The science is so new that reputable cognitive training programs aren't yet widely available. Although her family found lots of brain training sites on the Internet promising fast results, Mrs. B chose instead to sign up for a special research study at a nearby academic medical center. An added benefit was that the research center helped provide other non-drug care that may reduce the chance of developing dementia, such as good control of blood pressure and a regular exercise program.

I last saw Mrs. B a few weeks ago; her son was in town and the family had invited me over for dinner. She proudly showed me her latest memory strategy: a little notebook in which she's now diligently writing down appointments. "I can't keep it all in my head the way I used to," she remarked. "But this notebook is helping me a lot."

My prescription for caregivers:

  • If you have concerns regarding memory or ability to function in daily life, get your loved one evaluated by a doctor. It's helpful for a knowledgeable caregiver to come along to the doctor's visit. Specify that you'd like your loved one evaluated for "cognitive impairment."
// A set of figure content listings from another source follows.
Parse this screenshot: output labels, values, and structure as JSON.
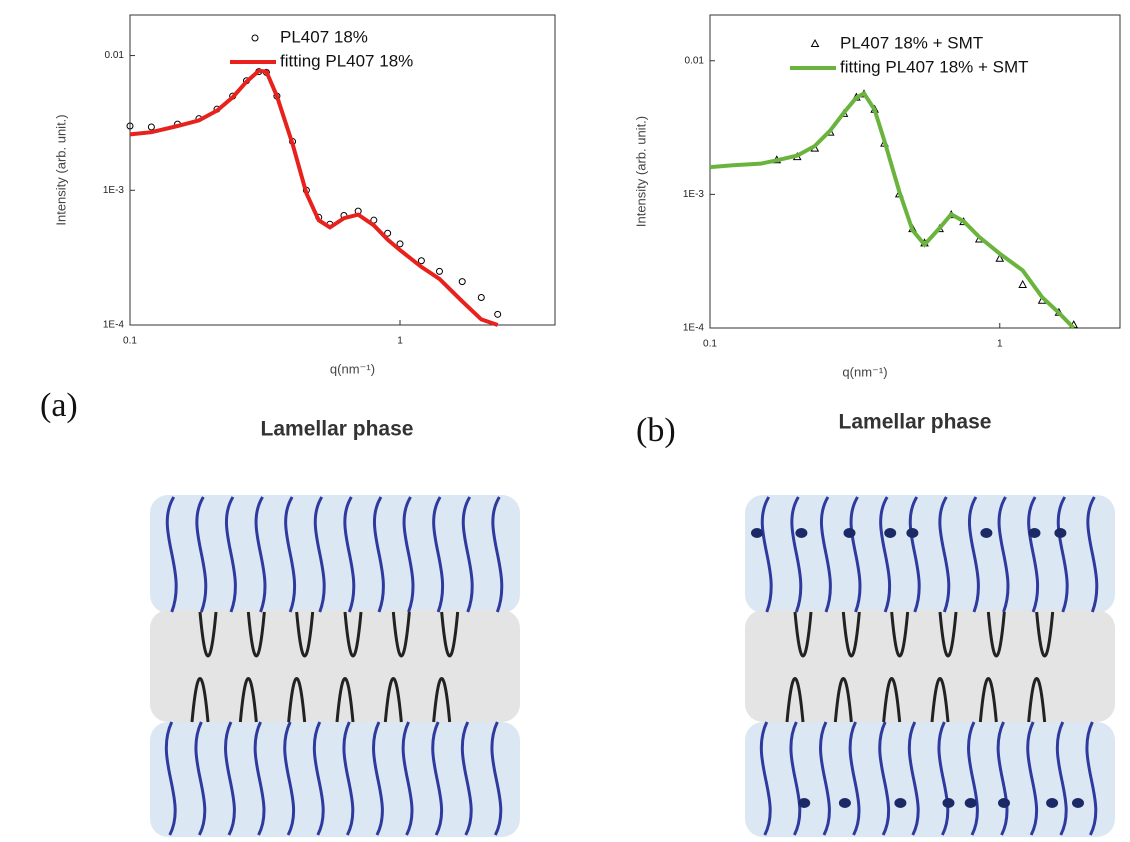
{
  "chart_data": [
    {
      "type": "line",
      "x_label": "q(nm⁻¹)",
      "y_label": "Intensity (arb. unit.)",
      "x": [
        0.1,
        0.12,
        0.15,
        0.18,
        0.21,
        0.24,
        0.27,
        0.3,
        0.32,
        0.35,
        0.4,
        0.45,
        0.5,
        0.55,
        0.62,
        0.7,
        0.8,
        0.9,
        1.0,
        1.2,
        1.4,
        1.7,
        2.0,
        2.3
      ],
      "series": [
        {
          "name": "PL407 18%",
          "color": "#000000",
          "marker": "circle",
          "values": [
            0.003,
            0.00295,
            0.0031,
            0.0034,
            0.004,
            0.005,
            0.0065,
            0.0076,
            0.0075,
            0.005,
            0.0023,
            0.001,
            0.00063,
            0.00056,
            0.00065,
            0.0007,
            0.0006,
            0.00048,
            0.0004,
            0.0003,
            0.00025,
            0.00021,
            0.00016,
            0.00012
          ]
        },
        {
          "name": "fitting PL407 18%",
          "color": "#e8211d",
          "marker": "none",
          "values": [
            0.0026,
            0.0027,
            0.003,
            0.0033,
            0.0039,
            0.0049,
            0.0064,
            0.0077,
            0.0076,
            0.005,
            0.0022,
            0.00095,
            0.0006,
            0.00053,
            0.00062,
            0.00066,
            0.00055,
            0.00043,
            0.00036,
            0.00027,
            0.00022,
            0.00015,
            0.00011,
            0.0001
          ]
        }
      ],
      "xlim": [
        0.1,
        3.75
      ],
      "ylim": [
        0.0001,
        0.02
      ],
      "log_x": true,
      "log_y": true,
      "xticks": [
        0.1,
        1
      ],
      "yticks": [
        {
          "value": 0.0001,
          "label": "1E-4"
        },
        {
          "value": 0.001,
          "label": "1E-3"
        },
        0.01
      ],
      "legend": "upper right"
    },
    {
      "type": "line",
      "x_label": "q(nm⁻¹)",
      "y_label": "Intensity (arb. unit.)",
      "x": [
        0.1,
        0.12,
        0.15,
        0.17,
        0.2,
        0.23,
        0.26,
        0.29,
        0.32,
        0.34,
        0.37,
        0.4,
        0.45,
        0.5,
        0.55,
        0.62,
        0.68,
        0.75,
        0.85,
        1.0,
        1.2,
        1.4,
        1.6,
        1.8
      ],
      "series": [
        {
          "name": "PL407 18% + SMT",
          "color": "#000000",
          "marker": "triangle",
          "values": [
            null,
            null,
            null,
            0.0018,
            0.0019,
            0.0022,
            0.0029,
            0.004,
            0.0053,
            0.0056,
            0.0043,
            0.0024,
            0.001,
            0.00055,
            0.00043,
            0.00055,
            0.0007,
            0.00062,
            0.00046,
            0.00033,
            0.00021,
            0.00016,
            0.00013,
            0.000105
          ]
        },
        {
          "name": "fitting PL407 18% + SMT",
          "color": "#6ab43e",
          "marker": "none",
          "values": [
            0.0016,
            0.00165,
            0.0017,
            0.0018,
            0.00195,
            0.0023,
            0.003,
            0.0041,
            0.0053,
            0.0057,
            0.0043,
            0.0025,
            0.00105,
            0.00054,
            0.00042,
            0.00056,
            0.00071,
            0.00063,
            0.00048,
            0.00036,
            0.00027,
            0.00017,
            0.00013,
            0.0001
          ]
        }
      ],
      "xlim": [
        0.1,
        2.6
      ],
      "ylim": [
        0.0001,
        0.022
      ],
      "log_x": true,
      "log_y": true,
      "xticks": [
        0.1,
        1
      ],
      "yticks": [
        {
          "value": 0.0001,
          "label": "1E-4"
        },
        {
          "value": 0.001,
          "label": "1E-3"
        },
        0.01
      ],
      "legend": "upper right"
    }
  ],
  "figure": {
    "panels": [
      {
        "label": "(a)",
        "subtitle": "Lamellar phase"
      },
      {
        "label": "(b)",
        "subtitle": "Lamellar phase"
      }
    ]
  }
}
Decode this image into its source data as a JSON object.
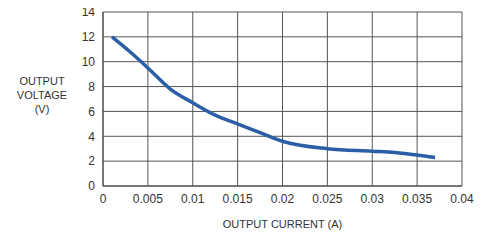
{
  "chart_data": {
    "type": "line",
    "x_label": "OUTPUT CURRENT (A)",
    "y_label": "OUTPUT VOLTAGE (V)",
    "x": [
      0.001,
      0.003,
      0.005,
      0.0075,
      0.01,
      0.0125,
      0.015,
      0.0175,
      0.02,
      0.025,
      0.03,
      0.0325,
      0.035,
      0.037
    ],
    "values": [
      12,
      10.8,
      9.5,
      7.8,
      6.7,
      5.7,
      5.0,
      4.3,
      3.6,
      3.0,
      2.8,
      2.7,
      2.5,
      2.3
    ],
    "color": "#2b5ea7",
    "xlim": [
      0,
      0.04
    ],
    "xticks": [
      0,
      0.005,
      0.01,
      0.015,
      0.02,
      0.025,
      0.03,
      0.035,
      0.04
    ],
    "ylim": [
      0,
      14
    ],
    "yticks": [
      0,
      2,
      4,
      6,
      8,
      10,
      12,
      14
    ],
    "grid": true
  }
}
  • A first evaluation for concern about memory and/or thinking should include a physical exam, detailed questioning about the concerning symptoms, a review of medications being taken, and blood work. These steps also help doctors check for delirium and other reversible causes of thinking problems.

  • Know that "mild cognitive impairment" (MCI) is usually diagnosed in people who show some objective sign of memory or other thinking problem, while maintaining overall ability to function at home and in society. It doesn't mean your loved one is definitely on the way to developing Alzheimer's or another dementia.

  • Understand that in many people MCI seems to be a "pre-dementia" stage: About 10 percent of people with MCI convert to dementia every year.

  • Know that cognitive training (or brain training) hasn't yet been proven to reduce the chance of dementia but can probably help a person with MCI in the short-term.

  • Realize that reputable brain training programs are not yet widely available. While software programs and other tools may not hurt, signing up to be part of research at an academic medical center may be a better bet.